Protokoll der Sitzung vom 03.03.2016

Sie schlagen hier die Gleichberechtigung von Frauen und Männern in der Gesellschaft vor. Ja, dieses Ziel teilen wir alle miteinander. Dieses Ziel ist schon im Landesgleichstellungsgesetz festgeschrieben. Daran wird sich bei der Novellierung auch nichts ändern. Sie werden darin weiterhin die Gleichberechtigung von Frauen und Männern finden.

Sie schreiben aber nichts Konkretes. Sie schreiben allerlei wolkige Sachen auf, die unbedingt eingelöst werden müssten. Aber dann nennen Sie mir doch einmal einen konkreten Punkt, an dem Männer wirklich so schrecklich benachteiligt werden.
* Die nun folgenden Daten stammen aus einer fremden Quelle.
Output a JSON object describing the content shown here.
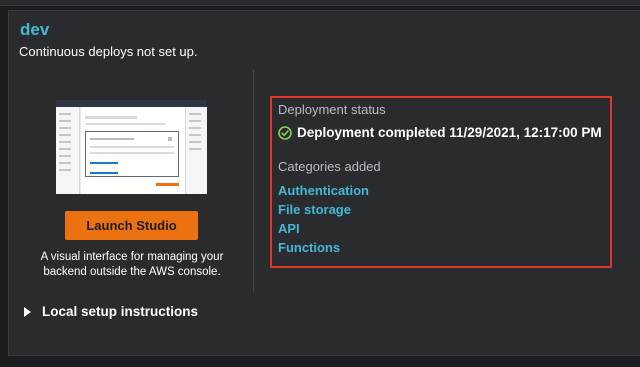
{
  "environment": {
    "name": "dev",
    "subtitle": "Continuous deploys not set up."
  },
  "studio": {
    "launch_label": "Launch Studio",
    "description": "A visual interface for managing your backend outside the AWS console."
  },
  "setup": {
    "label": "Local setup instructions",
    "expanded": false
  },
  "deployment": {
    "status_label": "Deployment status",
    "status_text": "Deployment completed 11/29/2021, 12:17:00 PM",
    "status_icon": "check-circle-icon",
    "status_color": "#8fd14f"
  },
  "categories": {
    "label": "Categories added",
    "items": [
      {
        "label": "Authentication"
      },
      {
        "label": "File storage"
      },
      {
        "label": "API"
      },
      {
        "label": "Functions"
      }
    ]
  },
  "colors": {
    "accent": "#44b9d6",
    "button": "#ec7211",
    "highlight_border": "#e0362c"
  }
}
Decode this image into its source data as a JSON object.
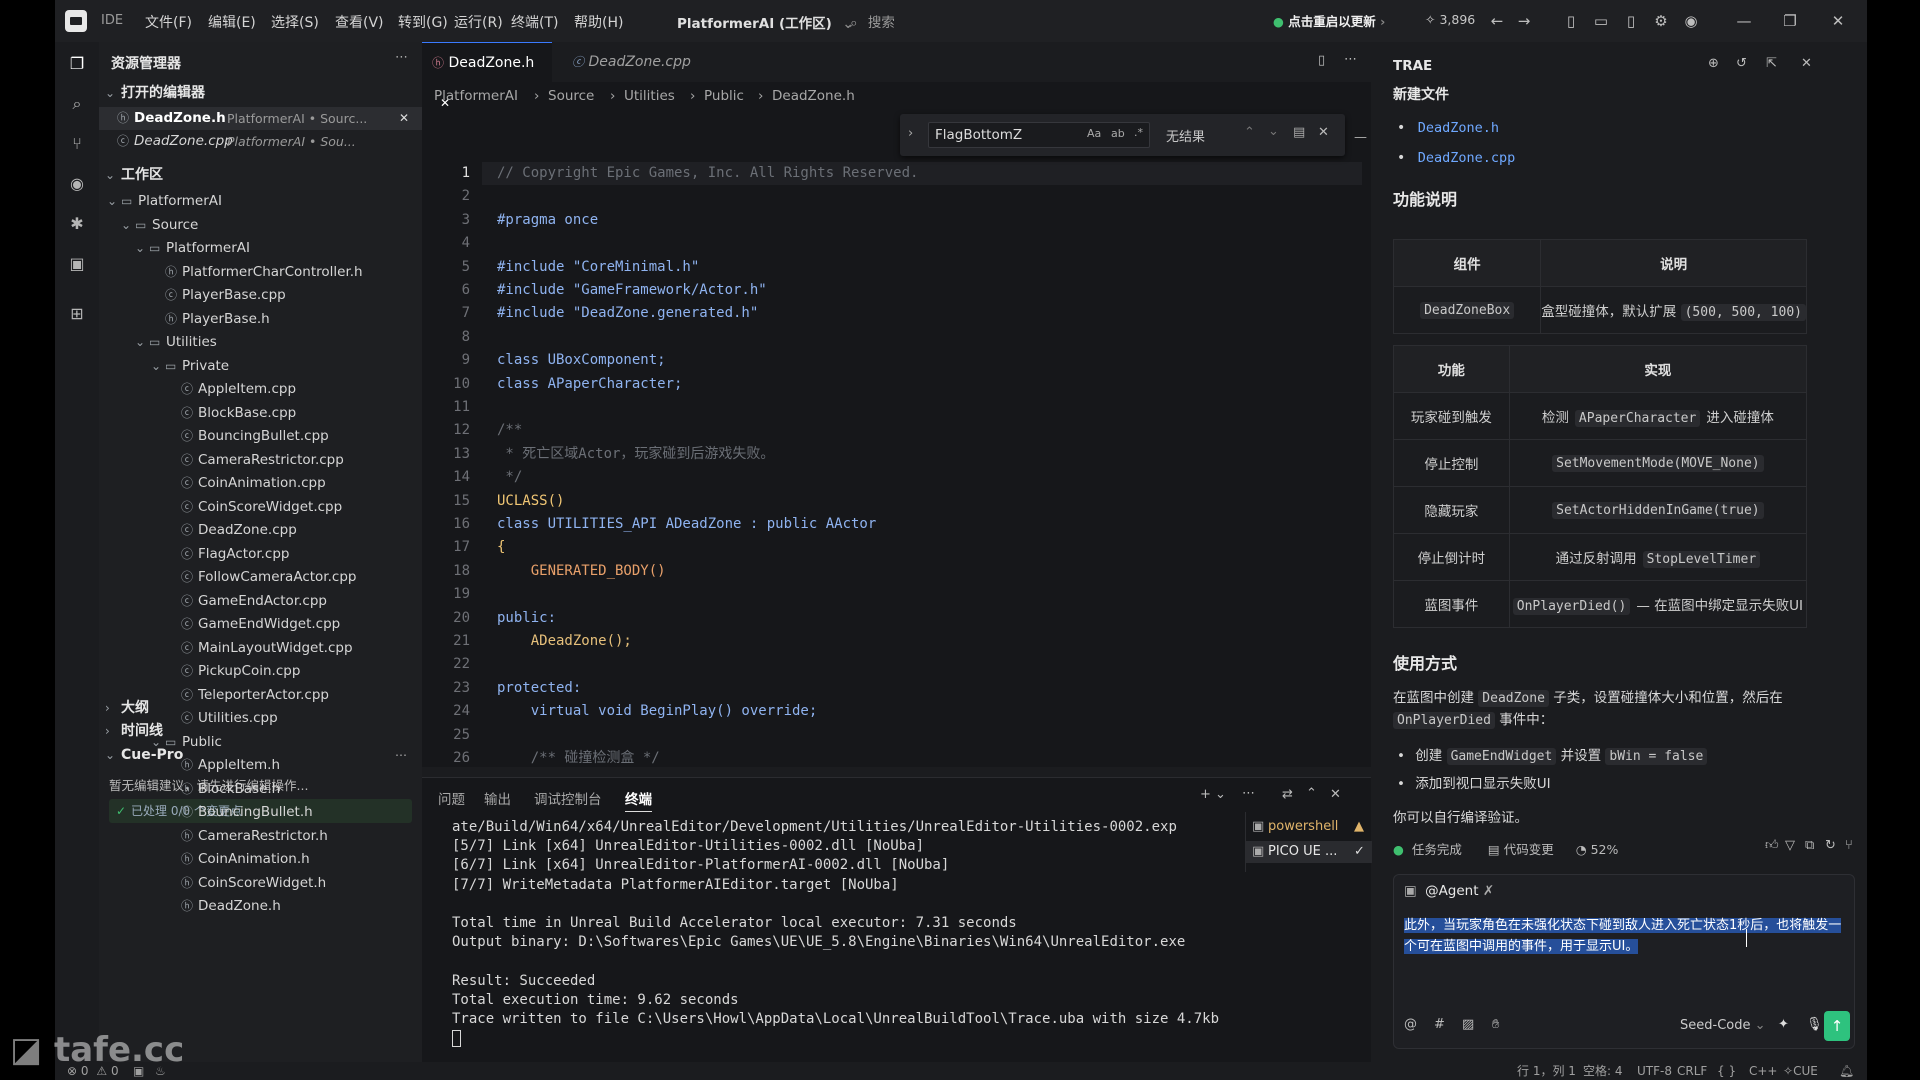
{
  "titlebar": {
    "app_label": "IDE",
    "menu": [
      "文件(F)",
      "编辑(E)",
      "选择(S)",
      "查看(V)",
      "转到(G)",
      "运行(R)",
      "终端(T)",
      "帮助(H)"
    ],
    "workspace": "PlatformerAI (工作区)",
    "search_placeholder": "搜索",
    "update_label": "点击重启以更新",
    "counter": "3,896"
  },
  "explorer": {
    "title": "资源管理器",
    "open_editors_label": "打开的编辑器",
    "open_editors": [
      {
        "name": "DeadZone.h",
        "path": "PlatformerAI • Sourc..."
      },
      {
        "name": "DeadZone.cpp",
        "path": "PlatformerAI • Sou..."
      }
    ],
    "workspace_label": "工作区",
    "tree": [
      {
        "label": "PlatformerAI",
        "kind": "folder"
      },
      {
        "label": "Source",
        "kind": "folder"
      },
      {
        "label": "PlatformerAI",
        "kind": "folder"
      },
      {
        "label": "PlatformerCharController.h",
        "kind": "h"
      },
      {
        "label": "PlayerBase.cpp",
        "kind": "cpp"
      },
      {
        "label": "PlayerBase.h",
        "kind": "h"
      },
      {
        "label": "Utilities",
        "kind": "folder"
      },
      {
        "label": "Private",
        "kind": "folder"
      },
      {
        "label": "AppleItem.cpp",
        "kind": "cpp"
      },
      {
        "label": "BlockBase.cpp",
        "kind": "cpp"
      },
      {
        "label": "BouncingBullet.cpp",
        "kind": "cpp"
      },
      {
        "label": "CameraRestrictor.cpp",
        "kind": "cpp"
      },
      {
        "label": "CoinAnimation.cpp",
        "kind": "cpp"
      },
      {
        "label": "CoinScoreWidget.cpp",
        "kind": "cpp"
      },
      {
        "label": "DeadZone.cpp",
        "kind": "cpp"
      },
      {
        "label": "FlagActor.cpp",
        "kind": "cpp"
      },
      {
        "label": "FollowCameraActor.cpp",
        "kind": "cpp"
      },
      {
        "label": "GameEndActor.cpp",
        "kind": "cpp"
      },
      {
        "label": "GameEndWidget.cpp",
        "kind": "cpp"
      },
      {
        "label": "MainLayoutWidget.cpp",
        "kind": "cpp"
      },
      {
        "label": "PickupCoin.cpp",
        "kind": "cpp"
      },
      {
        "label": "TeleporterActor.cpp",
        "kind": "cpp"
      },
      {
        "label": "Utilities.cpp",
        "kind": "cpp"
      },
      {
        "label": "Public",
        "kind": "folder"
      },
      {
        "label": "AppleItem.h",
        "kind": "h"
      },
      {
        "label": "BlockBase.h",
        "kind": "h"
      },
      {
        "label": "BouncingBullet.h",
        "kind": "h"
      },
      {
        "label": "CameraRestrictor.h",
        "kind": "h"
      },
      {
        "label": "CoinAnimation.h",
        "kind": "h"
      },
      {
        "label": "CoinScoreWidget.h",
        "kind": "h"
      },
      {
        "label": "DeadZone.h",
        "kind": "h"
      }
    ],
    "outline_label": "大纲",
    "timeline_label": "时间线",
    "cue_label": "Cue-Pro",
    "cue_hint": "暂无编辑建议，请先进行编辑操作...",
    "cue_status": "已处理 0/0 个变更点"
  },
  "editor": {
    "tabs": [
      {
        "label": "DeadZone.h",
        "active": true
      },
      {
        "label": "DeadZone.cpp",
        "active": false
      }
    ],
    "breadcrumb": [
      "PlatformerAI",
      "Source",
      "Utilities",
      "Public",
      "DeadZone.h"
    ],
    "find": {
      "query": "FlagBottomZ",
      "result": "无结果"
    },
    "lines": [
      {
        "n": "1",
        "text": "// Copyright Epic Games, Inc. All Rights Reserved.",
        "cls": "c-comment"
      },
      {
        "n": "2",
        "text": "",
        "cls": "c-plain"
      },
      {
        "n": "3",
        "text": "#pragma once",
        "cls": "c-kw"
      },
      {
        "n": "4",
        "text": "",
        "cls": "c-plain"
      },
      {
        "n": "5",
        "text": "#include \"CoreMinimal.h\"",
        "cls": "c-kw"
      },
      {
        "n": "6",
        "text": "#include \"GameFramework/Actor.h\"",
        "cls": "c-kw"
      },
      {
        "n": "7",
        "text": "#include \"DeadZone.generated.h\"",
        "cls": "c-kw"
      },
      {
        "n": "8",
        "text": "",
        "cls": "c-plain"
      },
      {
        "n": "9",
        "text": "class UBoxComponent;",
        "cls": "c-kw"
      },
      {
        "n": "10",
        "text": "class APaperCharacter;",
        "cls": "c-kw"
      },
      {
        "n": "11",
        "text": "",
        "cls": "c-plain"
      },
      {
        "n": "12",
        "text": "/**",
        "cls": "c-comment"
      },
      {
        "n": "13",
        "text": " * 死亡区域Actor，玩家碰到后游戏失败。",
        "cls": "c-comment"
      },
      {
        "n": "14",
        "text": " */",
        "cls": "c-comment"
      },
      {
        "n": "15",
        "text": "UCLASS()",
        "cls": "c-macro"
      },
      {
        "n": "16",
        "text": "class UTILITIES_API ADeadZone : public AActor",
        "cls": "c-kw"
      },
      {
        "n": "17",
        "text": "{",
        "cls": "c-macro"
      },
      {
        "n": "18",
        "text": "    GENERATED_BODY()",
        "cls": "c-orange"
      },
      {
        "n": "19",
        "text": "",
        "cls": "c-plain"
      },
      {
        "n": "20",
        "text": "public:",
        "cls": "c-kw"
      },
      {
        "n": "21",
        "text": "    ADeadZone();",
        "cls": "c-fn"
      },
      {
        "n": "22",
        "text": "",
        "cls": "c-plain"
      },
      {
        "n": "23",
        "text": "protected:",
        "cls": "c-kw"
      },
      {
        "n": "24",
        "text": "    virtual void BeginPlay() override;",
        "cls": "c-kw"
      },
      {
        "n": "25",
        "text": "",
        "cls": "c-plain"
      },
      {
        "n": "26",
        "text": "    /** 碰撞检测盒 */",
        "cls": "c-comment"
      }
    ]
  },
  "terminal": {
    "tabs": [
      "问题",
      "输出",
      "调试控制台",
      "终端"
    ],
    "active_tab": "终端",
    "lines": [
      "ate/Build/Win64/x64/UnrealEditor/Development/Utilities/UnrealEditor-Utilities-0002.exp",
      "[5/7] Link [x64] UnrealEditor-Utilities-0002.dll [NoUba]",
      "[6/7] Link [x64] UnrealEditor-PlatformerAI-0002.dll [NoUba]",
      "[7/7] WriteMetadata PlatformerAIEditor.target [NoUba]",
      "",
      "Total time in Unreal Build Accelerator local executor: 7.31 seconds",
      "Output binary: D:\\Softwares\\Epic Games\\UE\\UE_5.8\\Engine\\Binaries\\Win64\\UnrealEditor.exe",
      "",
      "Result: Succeeded",
      "Total execution time: 9.62 seconds",
      "Trace written to file C:\\Users\\Howl\\AppData\\Local\\UnrealBuildTool\\Trace.uba with size 4.7kb"
    ],
    "sessions": [
      {
        "label": "powershell",
        "status": "warning"
      },
      {
        "label": "PICO UE ...",
        "status": "ok"
      }
    ]
  },
  "chat": {
    "title": "TRAE",
    "new_files_heading": "新建文件",
    "new_files": [
      "DeadZone.h",
      "DeadZone.cpp"
    ],
    "func_heading": "功能说明",
    "table1": {
      "headers": [
        "组件",
        "说明"
      ],
      "rows": [
        [
          "DeadZoneBox",
          "盒型碰撞体，默认扩展",
          "(500, 500, 100)"
        ]
      ]
    },
    "table2": {
      "headers": [
        "功能",
        "实现"
      ],
      "rows": [
        [
          "玩家碰到触发",
          "检测",
          "APaperCharacter",
          "进入碰撞体"
        ],
        [
          "停止控制",
          "",
          "SetMovementMode(MOVE_None)",
          ""
        ],
        [
          "隐藏玩家",
          "",
          "SetActorHiddenInGame(true)",
          ""
        ],
        [
          "停止倒计时",
          "通过反射调用",
          "StopLevelTimer",
          ""
        ],
        [
          "蓝图事件",
          "",
          "OnPlayerDied()",
          "— 在蓝图中绑定显示失败UI"
        ]
      ]
    },
    "usage_heading": "使用方式",
    "usage_line1_a": "在蓝图中创建",
    "usage_line1_code": "DeadZone",
    "usage_line1_b": "子类，设置碰撞体大小和位置，然后在",
    "usage_line2_code": "OnPlayerDied",
    "usage_line2_b": "事件中：",
    "bullets": [
      {
        "a": "创建",
        "code": "GameEndWidget",
        "b": "并设置",
        "code2": "bWin = false"
      },
      {
        "a": "添加到视口显示失败UI",
        "code": "",
        "b": "",
        "code2": ""
      }
    ],
    "closing": "你可以自行编译验证。",
    "task_done": "任务完成",
    "code_change": "代码变更",
    "progress": "52%",
    "agent_label": "@Agent",
    "input_text_1": "此外，当玩家角色在未强化状态下碰到敌人进入死亡状态1秒后，也将触发一",
    "input_text_2": "个可在蓝图中调用的事件，用于显示UI。",
    "model": "Seed-Code"
  },
  "statusbar": {
    "errors": "0",
    "warnings": "0",
    "position": "行 1，列 1",
    "spaces": "空格: 4",
    "encoding": "UTF-8",
    "eol": "CRLF",
    "lang": "C++",
    "cue": "CUE"
  },
  "watermark": "tafe.cc"
}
(Dietmar Schulz [PIRATEN]: Ich weiß auch keinen!)

Frau Kollegin Kopp-Herr hat es auch schon gemacht. Aber fangen wir doch einmal mit ein paar Fakten an. Wir haben demnächst den Equal Pay Day. Frauen verdienen nach wie vor weniger: 22 % unbereinigte Lohnlücke, 8 % bereinigte Lohnlücke.

(Ralf Witzel [FDP]: Das ist doch eine aggre- gierte Betrachtung!)
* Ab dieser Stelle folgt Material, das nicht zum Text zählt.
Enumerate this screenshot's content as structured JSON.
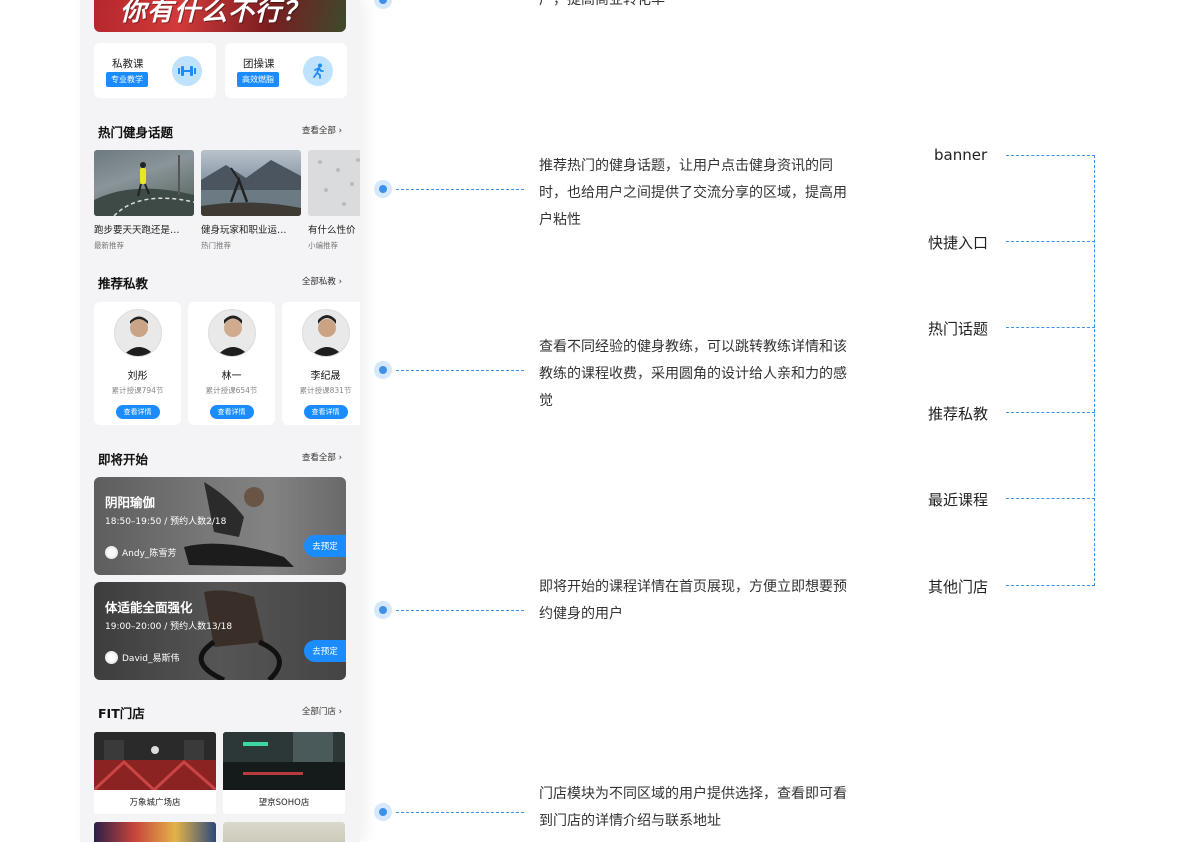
{
  "phone": {
    "banner_text": "你有什么不行？",
    "quick": [
      {
        "title": "私教课",
        "tag": "专业教学",
        "icon": "dumbbell-icon"
      },
      {
        "title": "团操课",
        "tag": "高效燃脂",
        "icon": "running-icon"
      }
    ],
    "topics_section": {
      "title": "热门健身话题",
      "more": "查看全部"
    },
    "topics": [
      {
        "title": "跑步要天天跑还是…",
        "sub": "最新推荐"
      },
      {
        "title": "健身玩家和职业运…",
        "sub": "热门推荐"
      },
      {
        "title": "有什么性价",
        "sub": "小编推荐"
      }
    ],
    "coach_section": {
      "title": "推荐私教",
      "more": "全部私教"
    },
    "coaches": [
      {
        "name": "刘彤",
        "count": "累计授课794节",
        "btn": "查看详情"
      },
      {
        "name": "林一",
        "count": "累计授课654节",
        "btn": "查看详情"
      },
      {
        "name": "李纪晟",
        "count": "累计授课831节",
        "btn": "查看详情"
      }
    ],
    "upcoming_section": {
      "title": "即将开始",
      "more": "查看全部"
    },
    "classes": [
      {
        "name": "阴阳瑜伽",
        "time": "18:50–19:50 / 预约人数2/18",
        "coach": "Andy_陈雪芳",
        "btn": "去预定"
      },
      {
        "name": "体适能全面强化",
        "time": "19:00–20:00 / 预约人数13/18",
        "coach": "David_易斯伟",
        "btn": "去预定"
      }
    ],
    "stores_section": {
      "title": "FIT门店",
      "more": "全部门店"
    },
    "stores": [
      {
        "name": "万象城广场店"
      },
      {
        "name": "望京SOHO店"
      }
    ]
  },
  "descriptions": {
    "top_partial": "广，提高商业转化率",
    "topics": "推荐热门的健身话题，让用户点击健身资讯的同时，也给用户之间提供了交流分享的区域，提高用户粘性",
    "coaches": "查看不同经验的健身教练，可以跳转教练详情和该教练的课程收费，采用圆角的设计给人亲和力的感觉",
    "classes": "即将开始的课程详情在首页展现，方便立即想要预约健身的用户",
    "stores": "门店模块为不同区域的用户提供选择，查看即可看到门店的详情介绍与联系地址"
  },
  "structure_labels": [
    "banner",
    "快捷入口",
    "热门话题",
    "推荐私教",
    "最近课程",
    "其他门店"
  ],
  "colors": {
    "accent": "#1a8cff",
    "annotation": "#3f91e8"
  }
}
Stellen Sie doch eine Zwischenfrage, wenn Sie irgendetwas dazu beizutragen haben. – Die bereinigte Lohnlücke beträgt 8 %. Wenn Sie das auf den Lebensverlauf hochrechnen, kommen wir bei der Rente zu einem sogenannten Gender Pension Gap von fast 60 %. Damit sind wir EU-weit am Ende, am Schluss. Dazu kommt von Ihnen kein Wort. Keine konkrete Fragestellung zu nichts!

(Beifall von den GRÜNEN)

Sie haben es schlicht nicht verstanden. Sie weigern sich auch – das sehe ich nicht zuletzt an den Anmerkungen von Herrn Witzel – konsequent, das zu verstehen.

(Zurufe von der FDP: Oh! Oh! – Zuruf von Ralf Witzel [FDP])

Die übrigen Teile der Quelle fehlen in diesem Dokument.